No quedaban más que dos tejas por colocar, iba a alargarle a mi abuelo la penúltima, cuando el viento se alzó de golpe, con una furia inesperada y traicionera. Mi abuelo, que ya estaba confiado, perdió pie, se tambaleó un momento y fue a caer sobre las tejas recién puestas.

—¡Abuelo! —grité, tratando de subir donde él estaba; pero no pude hacer cosa alguna sino desesperar viéndolo deslizarse cubierta abajo.

Y entonces se me juntó el día con la noche, porque aquel mozo y medio que había sido mi abuelo se quebró como un junco, tomado por la muerte. Y yo no comprendía aquel silencio nuevo y aquel roble tendido que él era entonces.
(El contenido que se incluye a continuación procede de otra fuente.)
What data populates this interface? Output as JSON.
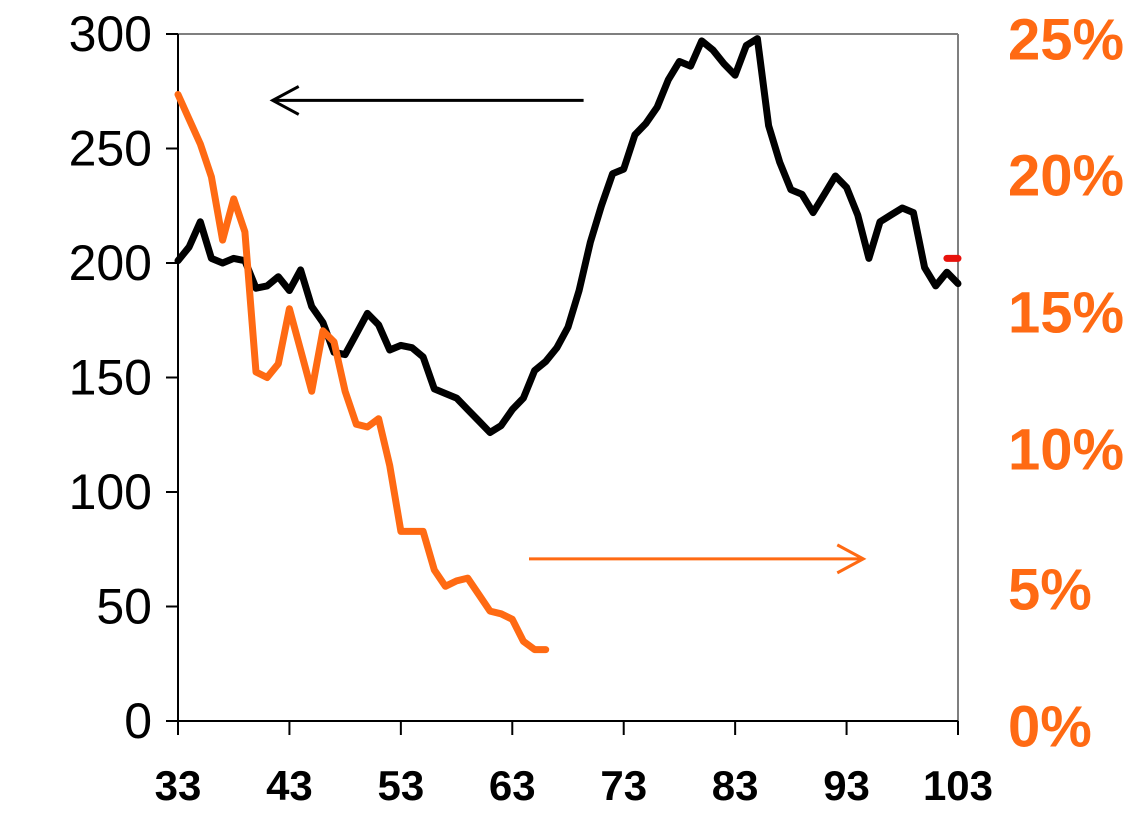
{
  "chart_data": {
    "type": "line",
    "title": "",
    "xlabel": "",
    "ylabel": "",
    "x_ticks": [
      "33",
      "43",
      "53",
      "63",
      "73",
      "83",
      "93",
      "103"
    ],
    "xlim": [
      33,
      103
    ],
    "y_left_ticks": [
      "0",
      "50",
      "100",
      "150",
      "200",
      "250",
      "300"
    ],
    "y_left_lim": [
      0,
      300
    ],
    "y_right_ticks": [
      "0%",
      "5%",
      "10%",
      "15%",
      "20%",
      "25%"
    ],
    "y_right_lim": [
      0,
      25
    ],
    "grid": false,
    "colors": {
      "left_series": "#000000",
      "right_series": "#FF6A13",
      "marker": "#E8120C",
      "axis": "#7F7F7F"
    },
    "series": [
      {
        "axis": "left",
        "x": [
          33,
          34,
          35,
          36,
          37,
          38,
          39,
          40,
          41,
          42,
          43,
          44,
          45,
          46,
          47,
          48,
          49,
          50,
          51,
          52,
          53,
          54,
          55,
          56,
          57,
          58,
          59,
          60,
          61,
          62,
          63,
          64,
          65,
          66,
          67,
          68,
          69,
          70,
          71,
          72,
          73,
          74,
          75,
          76,
          77,
          78,
          79,
          80,
          81,
          82,
          83,
          84,
          85,
          86,
          87,
          88,
          89,
          90,
          91,
          92,
          93,
          94,
          95,
          96,
          97,
          98,
          99,
          100,
          101,
          102,
          103
        ],
        "values": [
          201,
          207,
          218,
          202,
          200,
          202,
          201,
          189,
          190,
          194,
          188,
          197,
          181,
          174,
          161,
          160,
          169,
          178,
          173,
          162,
          164,
          163,
          159,
          145,
          143,
          141,
          136,
          131,
          126,
          129,
          136,
          141,
          153,
          157,
          163,
          172,
          188,
          209,
          225,
          239,
          241,
          256,
          261,
          268,
          280,
          288,
          286,
          297,
          293,
          287,
          282,
          295,
          298,
          260,
          244,
          232,
          230,
          222,
          230,
          238,
          233,
          221,
          202,
          218,
          221,
          224,
          222,
          198,
          190,
          196,
          191
        ]
      },
      {
        "axis": "right",
        "x": [
          33,
          34,
          35,
          36,
          37,
          38,
          39,
          40,
          41,
          42,
          43,
          44,
          45,
          46,
          47,
          48,
          49,
          50,
          51,
          52,
          53,
          54,
          55,
          56,
          57,
          58,
          59,
          60,
          61,
          62,
          63,
          64,
          65,
          66
        ],
        "values": [
          22.8,
          21.9,
          21.0,
          19.8,
          17.5,
          19.0,
          17.8,
          12.7,
          12.5,
          13.0,
          15.0,
          13.5,
          12.0,
          14.2,
          13.8,
          12.0,
          10.8,
          10.7,
          11.0,
          9.3,
          6.9,
          6.9,
          6.9,
          5.5,
          4.9,
          5.1,
          5.2,
          4.6,
          4.0,
          3.9,
          3.7,
          2.9,
          2.6,
          2.6
        ]
      },
      {
        "axis": "left",
        "x": [
          102,
          103
        ],
        "values": [
          202,
          202
        ]
      }
    ],
    "annotations": [
      {
        "type": "arrow",
        "direction": "left",
        "color": "#000000",
        "x_from": 69.4,
        "x_to": 41.5,
        "y": 271,
        "axis": "left"
      },
      {
        "type": "arrow",
        "direction": "right",
        "color": "#FF6A13",
        "x_from": 64.5,
        "x_to": 94.5,
        "y": 5.9,
        "axis": "right"
      }
    ]
  }
}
A su lado quedé durante muchas horas, sin hacer nada, como un lelo, asombrándome, haciéndome preguntas sin respuestas… hasta que, al sol del mediodía, el asombro se me fundió en llanto, y di en rabiar y en desesperarme por aquel cielo tan hermoso que había abierto de pronto y aquel viento que iba, ya de retirada, lamiendo mansamente los tejados del pueblo.

No atendí a las cabras, ni acudí tampoco a las gallinas, ni pensé en las horas largas de la burra, amarrada al pesebre. Consumí la jornada sin hambre y sin sed, arrimado a mi abuelo, por sentir el calor que le quedaba y darle yo del mío. Hasta que, tañendo en la atardecida las campanas de Guadarmil, volví de mi estupor y me subí a la torre.
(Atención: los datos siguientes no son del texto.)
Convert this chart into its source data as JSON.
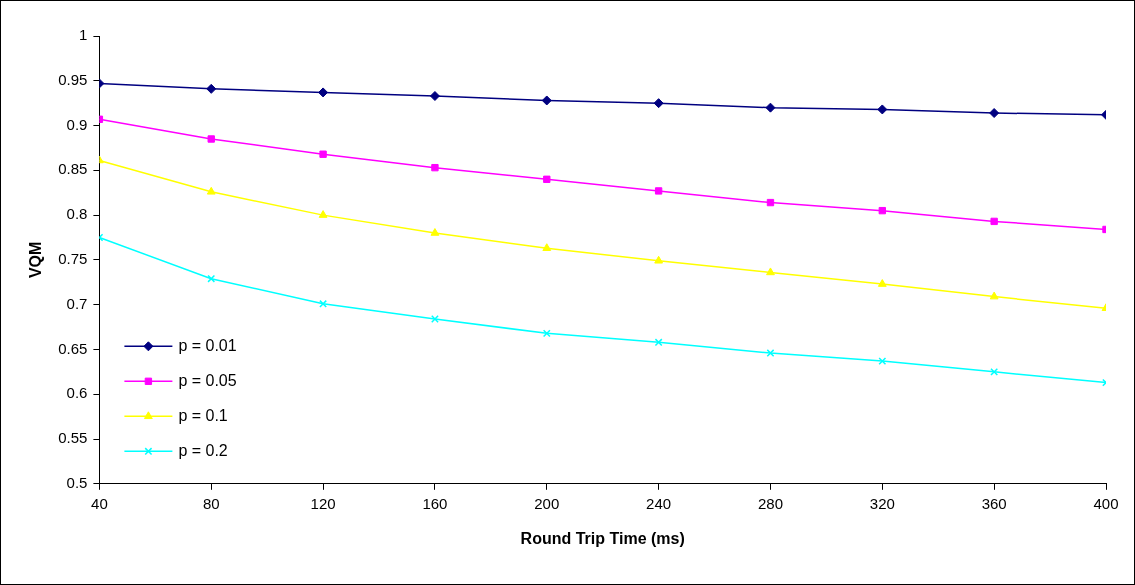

Todas las tardes hablábamos con voces de campanas, primero con los de Guadarmil, que eran nuestros vecinos, después con los de Torjal; porque, con los montes tomados de nieves, no teníamos otro modo de comunicarnos. —Corre, Miguel, que ya desmaya el sol tras la Cuerda de los Piornales —solía decir mi abuelo, y yo subía los peldaños de la torre de tres en tres porque nadie fuera a tomarnos la mano tocando la oración de la tarde. Y como yo era mozo y en Guadarmil andaban en una mayoría muy tocados de años y aún lo andaban más en Torjal, eran los bronces alegres de Carcueña los que quebraban cada día el silencio de los montes. Sin embargo, aquella atardecida hablaron las campanas de mi pueblo con tal congoja que hasta el brezal en la sierra debió entristecerse oyéndolas. Pensaba yo que los de Guadarmil y los de Torjal habrían de entender y, entendiendo, subirían el puerto del modo que pudieran.